March 19, 2020
7:00 pm - 9:00 pm
Doors 6:30PM/Show 7pm
Honeyland is a 2019 Macedonian documentary film directed by Tamara Kotevska and Ljubomir Stefanov. It portrays the life of Hatidže Muratova, a beekeeper in a remote mountainous village of North Macedonia and follows her lifestyle and the changes therein after the arrival of a nomad family in the neighbouring house. Originally intended as a government-supported documentary short about the region surrounding river Bregalnica in the central region of the country, the documentary’s area of focus changed course upon the encounter between the filming team and Muratova. Honeyland received its world premiere at the 2019 Sundance Film Festival on 28 January.
Filming of Honeyland lasted for three years, with the directors collecting a total of four hundred hours of footage. Several environmental topics are explored in the documentary such as climate change, biodiversity loss and exploitation of natural resources. Two different ideologies are contrasted with the documentary’s main protagonists, namely humanity’s balance with the ecosystem portrayed through Muratova and consumerism and resource depletion portrayed through her neighbours. The main focus of the director when filming were the visuals and during the editing process, the audio track was not used. As such, Honeyland contains elements of several documentary styles, including fly on the wall, direct cinema and cinéma vérité. The documentary also portrays the protagonist’s relationship with her bed-ridden mother and her neighbours.

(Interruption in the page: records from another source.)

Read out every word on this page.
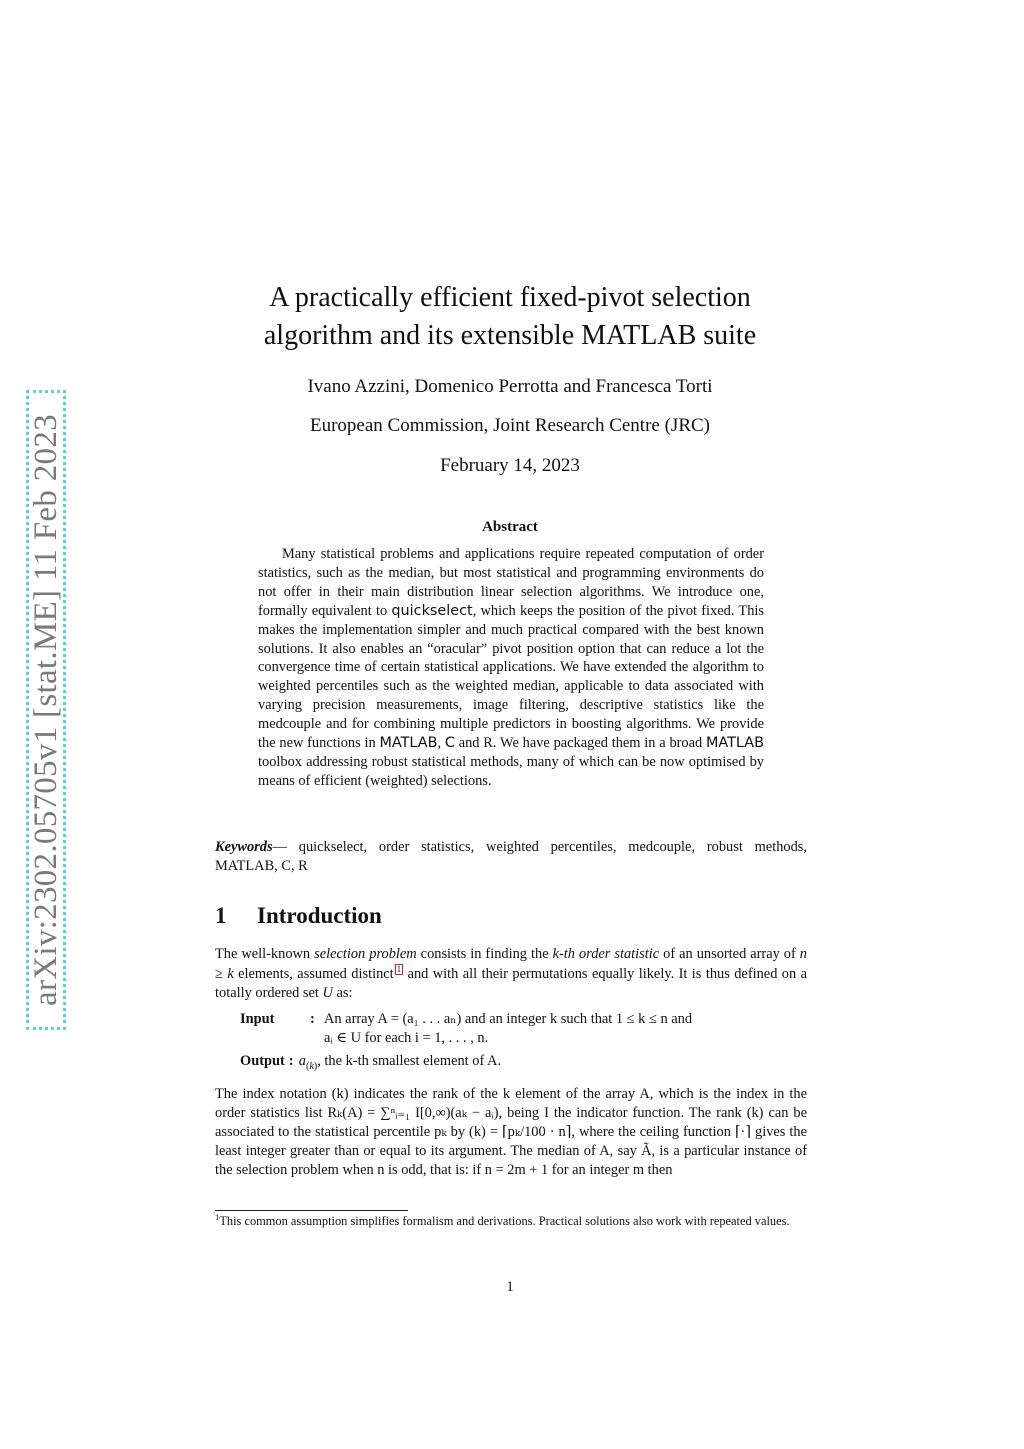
arXiv:2302.05705v1 [stat.ME] 11 Feb 2023
A practically efficient fixed-pivot selection
algorithm and its extensible MATLAB suite
Ivano Azzini, Domenico Perrotta and Francesca Torti
European Commission, Joint Research Centre (JRC)
February 14, 2023
Abstract

Many statistical problems and applications require repeated computation of order statistics, such as the median, but most statistical and programming environments do not offer in their main distribution linear selection algorithms. We introduce one, formally equivalent to quickselect, which keeps the position of the pivot fixed. This makes the implementation simpler and much practical compared with the best known solutions. It also enables an “oracular” pivot position option that can reduce a lot the convergence time of certain statistical applications. We have extended the algorithm to weighted percentiles such as the weighted median, applicable to data associated with varying precision measurements, image filtering, descriptive statistics like the medcouple and for combining multiple predictors in boosting algorithms. We provide the new functions in MATLAB, C and R. We have packaged them in a broad MATLAB toolbox addressing robust statistical methods, many of which can be now optimised by means of efficient (weighted) selections.

Keywords— quickselect, order statistics, weighted percentiles, medcouple, robust methods, MATLAB, C, R

1 Introduction

The well-known selection problem consists in finding the k-th order statistic of an unsorted array of n ≥ k elements, assumed distinct 1 and with all their permutations equally likely. It is thus defined on a totally ordered set U as:

Input	: An array A = (a₁ . . . aₙ) and an integer k such that 1 ≤ k ≤ n and
aᵢ ∈ U for each i = 1, . . . , n.
Output : $a_{(k)}$, the k-th smallest element of A.
The index notation (k) indicates the rank of the k element of the array A, which is the index in the order statistics list Rₖ(A) = ∑ⁿᵢ₌₁ I[0,∞)(aₖ − aᵢ), being I the indicator function. The rank (k) can be associated to the statistical percentile pₖ by (k) = ⌈pₖ/100 · n⌉, where the ceiling function ⌈·⌉ gives the least integer greater than or equal to its argument. The median of A, say Ã, is a particular instance of the selection problem when n is odd, that is: if n = 2m + 1 for an integer m then
$^1$This common assumption simplifies formalism and derivations. Practical solutions also work with repeated values.
1
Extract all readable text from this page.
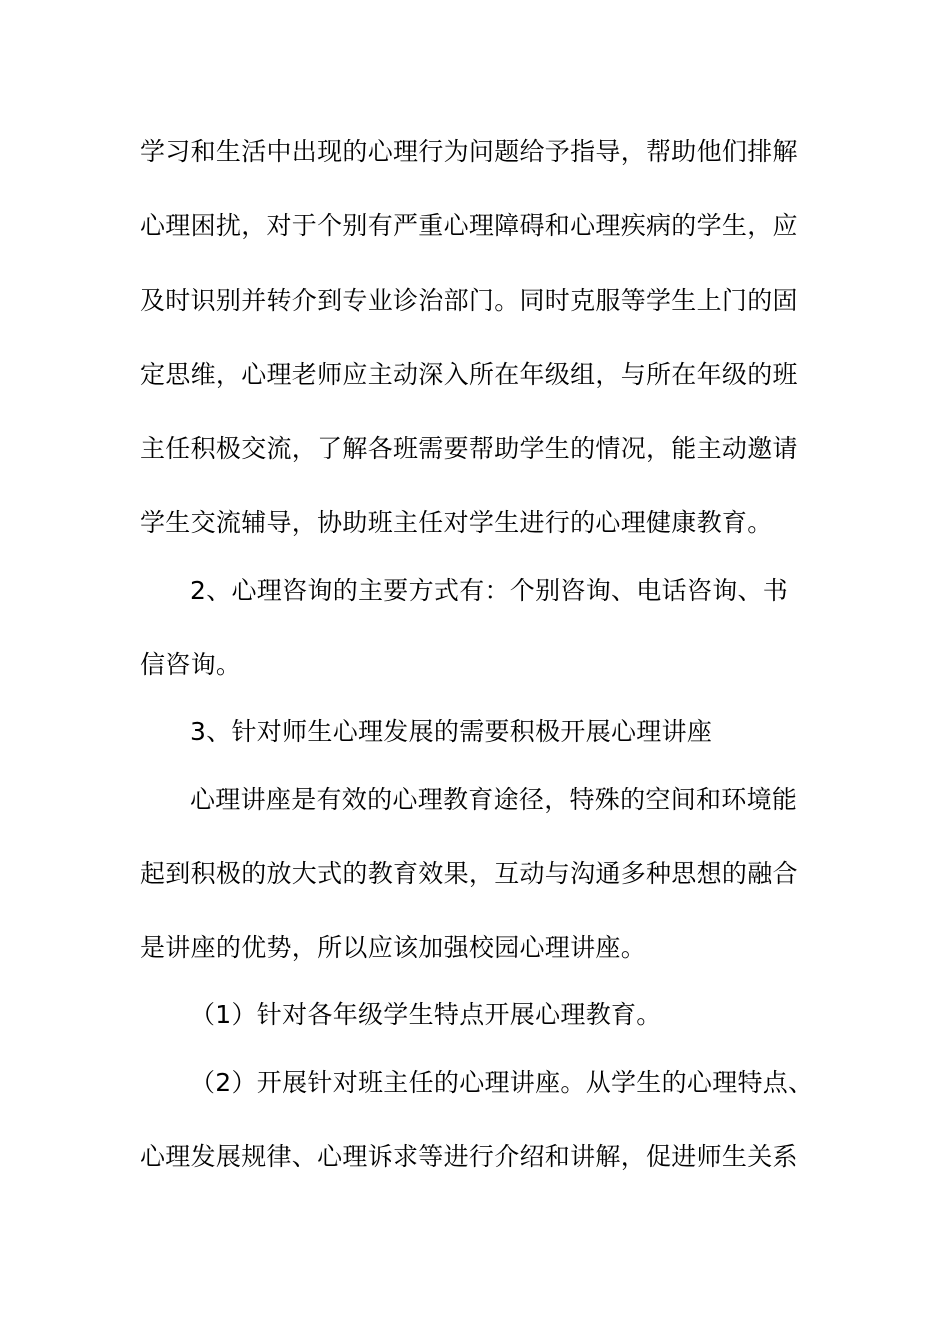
学习和生活中出现的心理行为问题给予指导，帮助他们排解
心理困扰，对于个别有严重心理障碍和心理疾病的学生，应
及时识别并转介到专业诊治部门。同时克服等学生上门的固
定思维，心理老师应主动深入所在年级组，与所在年级的班
主任积极交流，了解各班需要帮助学生的情况，能主动邀请
学生交流辅导，协助班主任对学生进行的心理健康教育。
2、心理咨询的主要方式有：个别咨询、电话咨询、书
信咨询。
3、针对师生心理发展的需要积极开展心理讲座
心理讲座是有效的心理教育途径，特殊的空间和环境能
起到积极的放大式的教育效果，互动与沟通多种思想的融合
是讲座的优势，所以应该加强校园心理讲座。
（1）针对各年级学生特点开展心理教育。
（2）开展针对班主任的心理讲座。从学生的心理特点、
心理发展规律、心理诉求等进行介绍和讲解，促进师生关系
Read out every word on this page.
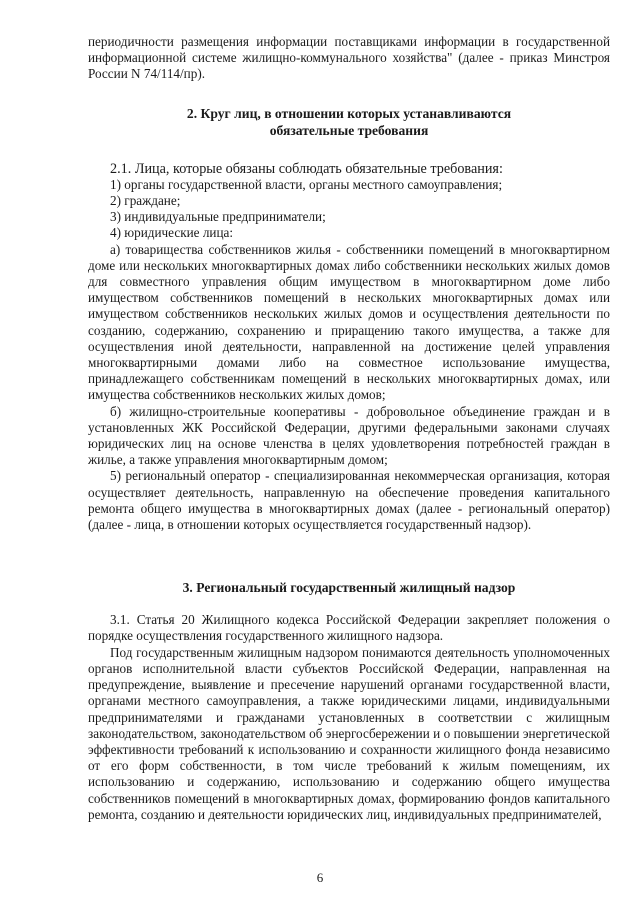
периодичности размещения информации поставщиками информации в государственной информационной системе жилищно-коммунального хозяйства" (далее - приказ Минстроя России N 74/114/пр).

2. Круг лиц, в отношении которых устанавливаются
обязательные требования

2.1. Лица, которые обязаны соблюдать обязательные требования:

1) органы государственной власти, органы местного самоуправления;

2) граждане;

3) индивидуальные предприниматели;

4) юридические лица:

а) товарищества собственников жилья - собственники помещений в многоквартирном доме или нескольких многоквартирных домах либо собственники нескольких жилых домов для совместного управления общим имуществом в многоквартирном доме либо имуществом собственников помещений в нескольких многоквартирных домах или имуществом собственников нескольких жилых домов и осуществления деятельности по созданию, содержанию, сохранению и приращению такого имущества, а также для осуществления иной деятельности, направленной на достижение целей управления многоквартирными домами либо на совместное использование имущества, принадлежащего собственникам помещений в нескольких многоквартирных домах, или имущества собственников нескольких жилых домов;

б) жилищно-строительные кооперативы - добровольное объединение граждан и в установленных ЖК Российской Федерации, другими федеральными законами случаях юридических лиц на основе членства в целях удовлетворения потребностей граждан в жилье, а также управления многоквартирным домом;

5) региональный оператор - специализированная некоммерческая организация, которая осуществляет деятельность, направленную на обеспечение проведения капитального ремонта общего имущества в многоквартирных домах (далее - региональный оператор) (далее - лица, в отношении которых осуществляется государственный надзор).

3. Региональный государственный жилищный надзор

3.1. Статья 20 Жилищного кодекса Российской Федерации закрепляет положения о порядке осуществления государственного жилищного надзора.

Под государственным жилищным надзором понимаются деятельность уполномоченных органов исполнительной власти субъектов Российской Федерации, направленная на предупреждение, выявление и пресечение нарушений органами государственной власти, органами местного самоуправления, а также юридическими лицами, индивидуальными предпринимателями и гражданами установленных в соответствии с жилищным законодательством, законодательством об энергосбережении и о повышении энергетической эффективности требований к использованию и сохранности жилищного фонда независимо от его форм собственности, в том числе требований к жилым помещениям, их использованию и содержанию, использованию и содержанию общего имущества собственников помещений в многоквартирных домах, формированию фондов капитального ремонта, созданию и деятельности юридических лиц, индивидуальных предпринимателей,

6
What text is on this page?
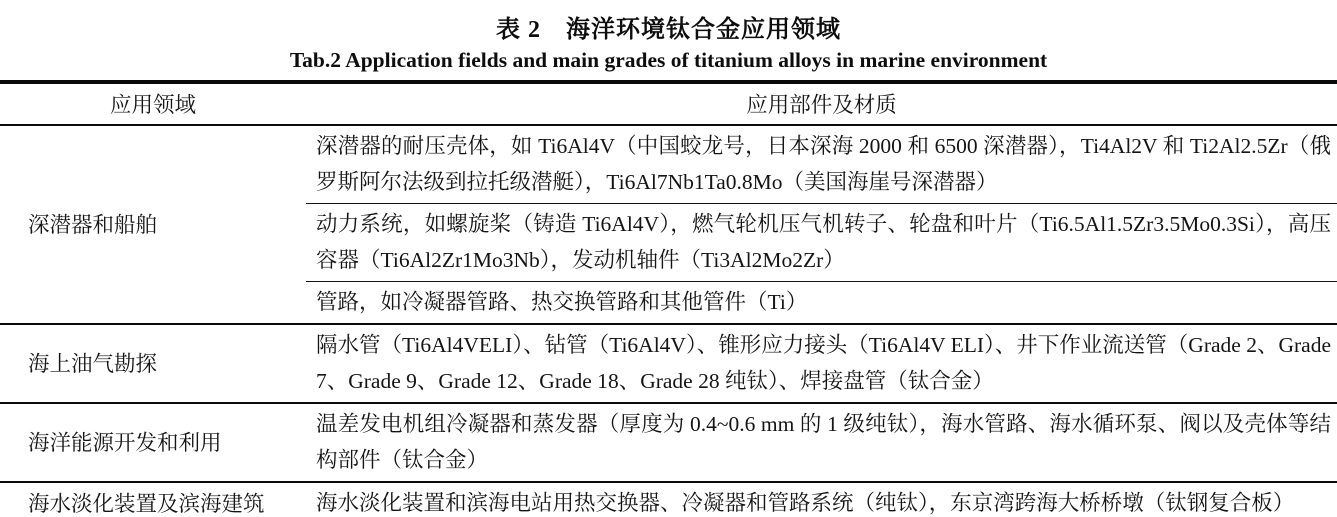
表 2　海洋环境钛合金应用领域
Tab.2 Application fields and main grades of titanium alloys in marine environment
应用领域	应用部件及材质
深潜器和船舶	深潜器的耐压壳体，如 Ti6Al4V（中国蛟龙号，日本深海 2000 和 6500 深潜器），Ti4Al2V 和 Ti2Al2.5Zr（俄罗斯阿尔法级到拉托级潜艇），Ti6Al7Nb1Ta0.8Mo（美国海崖号深潜器）
	动力系统，如螺旋桨（铸造 Ti6Al4V），燃气轮机压气机转子、轮盘和叶片（Ti6.5Al1.5Zr3.5Mo0.3Si），高压容器（Ti6Al2Zr1Mo3Nb），发动机轴件（Ti3Al2Mo2Zr）
	管路，如冷凝器管路、热交换管路和其他管件（Ti）
海上油气勘探	隔水管（Ti6Al4VELI）、钻管（Ti6Al4V）、锥形应力接头（Ti6Al4V ELI）、井下作业流送管（Grade 2、Grade 7、Grade 9、Grade 12、Grade 18、Grade 28 纯钛）、焊接盘管（钛合金）
海洋能源开发和利用	温差发电机组冷凝器和蒸发器（厚度为 0.4~0.6 mm 的 1 级纯钛），海水管路、海水循环泵、阀以及壳体等结构部件（钛合金）
海水淡化装置及滨海建筑	海水淡化装置和滨海电站用热交换器、冷凝器和管路系统（纯钛），东京湾跨海大桥桥墩（钛钢复合板）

Honeyland received widespread and universal critical acclaim from film critics who praised its attention of the detail and the message of nature conservation. The documentary also received numerous prizes at award shows in Europe and the United States. It was the only film to win three different awards at the 2019 Sundance Film Festival. It was nominated for the Best International Feature Film as an entry from North Macedonia, and for the Best Documentary Feature at the 92nd Academy Awards, making it the first documentary in history to receive a nomination in both categories. It marks the country’s second nomination at the Oscars since Before the Rain (1994).